Coupling Magnetic Field and Salinity Upshock To Improve Polyhydroxyalkanoate Productivity by Haloferax mediterranei Feeding on Molasses Wastewater.

Low polyhydroxyalkanoate (PHA) volumetric productivity from wastewater limits low-cost PHA production. To resolve this problem, an external magnetic field (MF) coupled with upshock salinity was applied to PHA production by Haloferax mediterranei (family ). Elevating the fermentation salinity over the optimal growth salinity (200 g/L) increased the PHA cell content while inhibiting cell proliferation, decreasing volumetric productivity. When a MF of 50 mT in 300 g/L salinity was applied, H. mediterranei proliferation and PHA cell content were promoted, leading to a 7.95% increase in PHA volumetric productivity in synthetic molasses wastewater and a 13.82% increase in glucose feeding compared with those in 200 g/L salinity. Under the MF, osmotic pressure regulation was activated by accumulating K and increasing betaine synthesis.

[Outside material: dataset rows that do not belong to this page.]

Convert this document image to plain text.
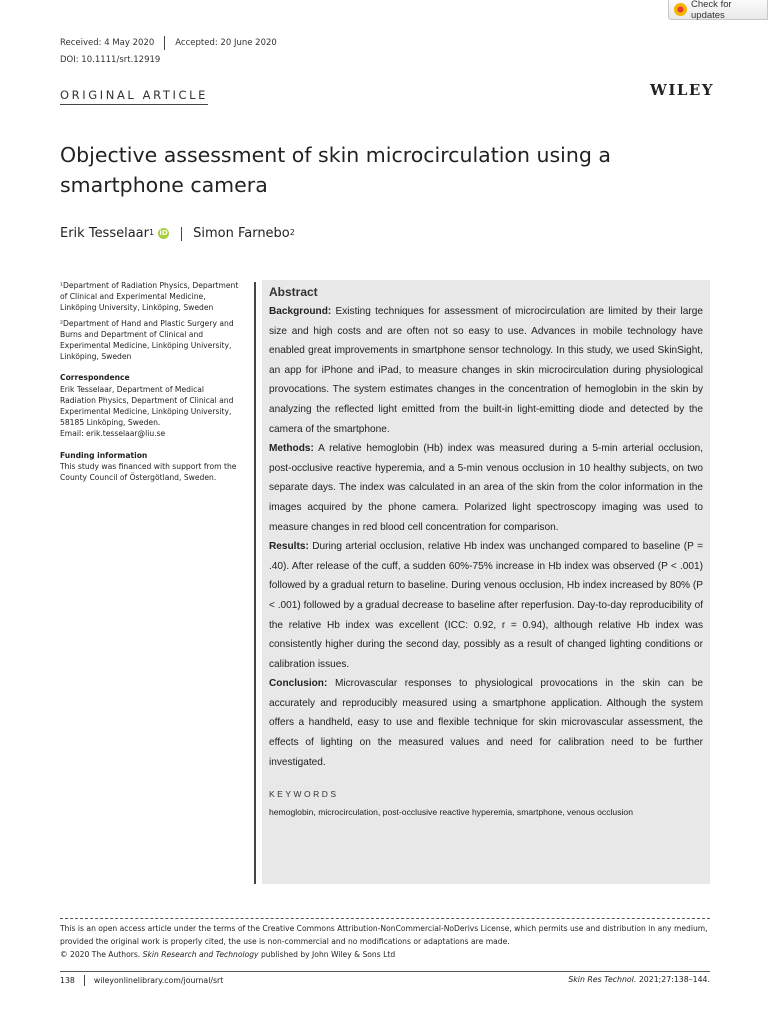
Check for updates
Received: 4 May 2020 Accepted: 20 June 2020
DOI: 10.1111/srt.12919
ORIGINAL ARTICLE	WILEY
Objective assessment of skin microcirculation using a smartphone camera
Erik Tesselaar$^1$ iD Simon Farnebo$^2$

¹Department of Radiation Physics, Department of Clinical and Experimental Medicine, Linköping University, Linköping, Sweden

²Department of Hand and Plastic Surgery and Burns and Department of Clinical and Experimental Medicine, Linköping University, Linköping, Sweden

Correspondence

Erik Tesselaar, Department of Medical Radiation Physics, Department of Clinical and Experimental Medicine, Linköping University, 58185 Linköping, Sweden.

Email: erik.tesselaar@liu.se

Funding information

This study was financed with support from the County Council of Östergötland, Sweden.

Abstract

Background: Existing techniques for assessment of microcirculation are limited by their large size and high costs and are often not so easy to use. Advances in mobile technology have enabled great improvements in smartphone sensor technology. In this study, we used SkinSight, an app for iPhone and iPad, to measure changes in skin microcirculation during physiological provocations. The system estimates changes in the concentration of hemoglobin in the skin by analyzing the reflected light emitted from the built-in light-emitting diode and detected by the camera of the smartphone.

Methods: A relative hemoglobin (Hb) index was measured during a 5-min arterial occlusion, post-occlusive reactive hyperemia, and a 5-min venous occlusion in 10 healthy subjects, on two separate days. The index was calculated in an area of the skin from the color information in the images acquired by the phone camera. Polarized light spectroscopy imaging was used to measure changes in red blood cell concentration for comparison.

Results: During arterial occlusion, relative Hb index was unchanged compared to baseline (P = .40). After release of the cuff, a sudden 60%-75% increase in Hb index was observed (P < .001) followed by a gradual return to baseline. During venous occlusion, Hb index increased by 80% (P < .001) followed by a gradual decrease to baseline after reperfusion. Day-to-day reproducibility of the relative Hb index was excellent (ICC: 0.92, r = 0.94), although relative Hb index was consistently higher during the second day, possibly as a result of changed lighting conditions or calibration issues.

Conclusion: Microvascular responses to physiological provocations in the skin can be accurately and reproducibly measured using a smartphone application. Although the system offers a handheld, easy to use and flexible technique for skin microvascular assessment, the effects of lighting on the measured values and need for calibration need to be further investigated.

KEYWORDS
hemoglobin, microcirculation, post-occlusive reactive hyperemia, smartphone, venous occlusion
This is an open access article under the terms of the Creative Commons Attribution-NonCommercial-NoDerivs License, which permits use and distribution in any medium, provided the original work is properly cited, the use is non-commercial and no modifications or adaptations are made.
© 2020 The Authors. Skin Research and Technology published by John Wiley & Sons Ltd
138 wileyonlinelibrary.com/journal/srt	Skin Res Technol. 2021;27:138–144.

The maximum betaine content increased by 74.33% in 300 g/L salinity with a 50-mT MF compared with that in 200 g/L salinity. When a 50-mT MF in 300 g/L salinity was applied, the malondialdehyde (MDA) content decreased by 32.66% and the activity of superoxide dismutase (SOD) increased by 46.89%, which reduced the oxidative damage. This study provides a new solution to enhance PHA volumetric productivity by MF and an insight into the magnetic effects of H. mediterranei. The obstacle to replacing petroplastics with PHA is its high production cost. To increase the fermentation economy, a novel strategy of coupling a MF with salinity upshock was applied, which enhanced the PHA volumetric productivity of H. mediterranei in fermenting molasses wastewater. The magnetic effect of H. mediterranei was found at a MF of 50 mT, which improved the salt tolerance of H. mediterranei and reduced the oxidative damage induced by the elevated salinity, thereby promoting proliferation and PHA cell content. This is the first time a technical method for enhancing PHA volumetric productivity by means of a MF has been proposed. Such a strategy can advance the utilization of H. mediterranei for the industrial production of PHA using organic wastewater.